Rodchenkov filed an affidavit in the U.S. alleging all kinds of Russian athletes were doped. Some have been stripped of medals as a result. In response, three biathletes--Olga Zaytseva, Yana Romanova, and Olga Vilukhina--are suing Rodchenkov in New York state court for defaming their good names. Do you want to guess who their lawyer is? Of course, it’s Balber, straying from his area of expertise.
The thing is, those Olgas and Yana didn’t find Balber, and they don’t pay his bills. The person paying the bills, or at least the only one who has been publicly identified, is the man who has long run the Russian Biathlon Federation: Prokhorov.
Forget for a moment that key points in Balber’s complaint echo the points of the Kremlin spokesman, Dmitry Peskov. Also forget the irony of an NBA owner -- one of Adam Silver’s 30 bosses --apparently lawyering up on behalf of a sophisticated doping program.
Focus on this: Rodchenkov lives his life on the run, in hiding, with the belief the Russian government is eager to assassinate him. His lawyer, Jim Walden, has a very sinister interpretation of the lawsuit, telling the Times: “It’s a frivolous suit that I believe is intended to flesh out where exactly he is.”

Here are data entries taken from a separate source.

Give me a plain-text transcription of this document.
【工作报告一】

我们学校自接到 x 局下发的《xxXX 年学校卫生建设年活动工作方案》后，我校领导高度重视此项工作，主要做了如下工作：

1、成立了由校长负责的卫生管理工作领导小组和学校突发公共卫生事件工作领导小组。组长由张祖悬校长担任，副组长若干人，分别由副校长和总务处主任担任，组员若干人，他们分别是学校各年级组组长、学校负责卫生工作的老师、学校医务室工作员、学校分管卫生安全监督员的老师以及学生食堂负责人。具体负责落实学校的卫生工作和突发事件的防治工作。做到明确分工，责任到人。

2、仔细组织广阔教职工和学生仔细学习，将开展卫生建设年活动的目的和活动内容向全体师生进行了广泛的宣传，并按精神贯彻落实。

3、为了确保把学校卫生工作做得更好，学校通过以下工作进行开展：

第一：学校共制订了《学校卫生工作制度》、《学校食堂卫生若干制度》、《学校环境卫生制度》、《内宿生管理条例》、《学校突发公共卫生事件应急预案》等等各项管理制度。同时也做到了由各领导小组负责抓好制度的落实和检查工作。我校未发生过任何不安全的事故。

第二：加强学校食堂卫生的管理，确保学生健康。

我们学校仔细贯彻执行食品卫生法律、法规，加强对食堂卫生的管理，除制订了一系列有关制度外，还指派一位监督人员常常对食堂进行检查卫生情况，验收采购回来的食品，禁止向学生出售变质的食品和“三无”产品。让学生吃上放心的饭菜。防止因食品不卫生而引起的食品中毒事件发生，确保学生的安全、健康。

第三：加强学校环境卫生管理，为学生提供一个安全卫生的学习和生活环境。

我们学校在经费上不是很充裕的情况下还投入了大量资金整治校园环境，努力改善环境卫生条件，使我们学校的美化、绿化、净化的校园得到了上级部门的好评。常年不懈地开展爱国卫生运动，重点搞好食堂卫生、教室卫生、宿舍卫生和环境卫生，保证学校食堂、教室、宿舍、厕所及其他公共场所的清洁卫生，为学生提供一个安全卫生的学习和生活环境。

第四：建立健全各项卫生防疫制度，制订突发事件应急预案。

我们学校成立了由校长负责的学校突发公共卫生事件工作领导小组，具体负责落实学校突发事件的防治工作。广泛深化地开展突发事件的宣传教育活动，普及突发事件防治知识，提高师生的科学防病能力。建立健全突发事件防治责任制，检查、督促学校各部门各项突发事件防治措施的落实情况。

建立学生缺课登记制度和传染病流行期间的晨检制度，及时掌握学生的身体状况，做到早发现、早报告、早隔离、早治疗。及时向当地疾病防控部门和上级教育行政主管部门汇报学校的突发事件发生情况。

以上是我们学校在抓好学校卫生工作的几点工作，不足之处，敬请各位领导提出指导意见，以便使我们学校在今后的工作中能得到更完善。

Vladimir Putin himself has weighed in. Here’s Michael Isikoff writing on Huffington Post:
“What are [U.S. intelligence agencies] doing with him there?” Putin said at the December press conference. “Are they giving him some kind of substances so that he says what’s required?”
Shortly after Putin’s comments, Walden said he was warned by U.S. officials that Russian agents may be looking for Rodchenkov in the United States. Walden, a former federal prosecutor, said he is concerned that the lawsuit is in fact in furtherance of that effort — an attempt “to find him through judicial means.”
Finding out what is true about Prokhorov, or any oligarch, is tough. The system is designed to confuse. “Everything,” says one source, “is true and not true.” What seems undeniable, though, is that we have come a long way from orangutans. The stakes are much higher now. If Walden’s allegations are to be believed, I’m sitting in the offices of a man who has filed legal paperwork, funded by an NBA owner, in the service of assassins.
There’s a lot I’d love Scott Balber to help me understand.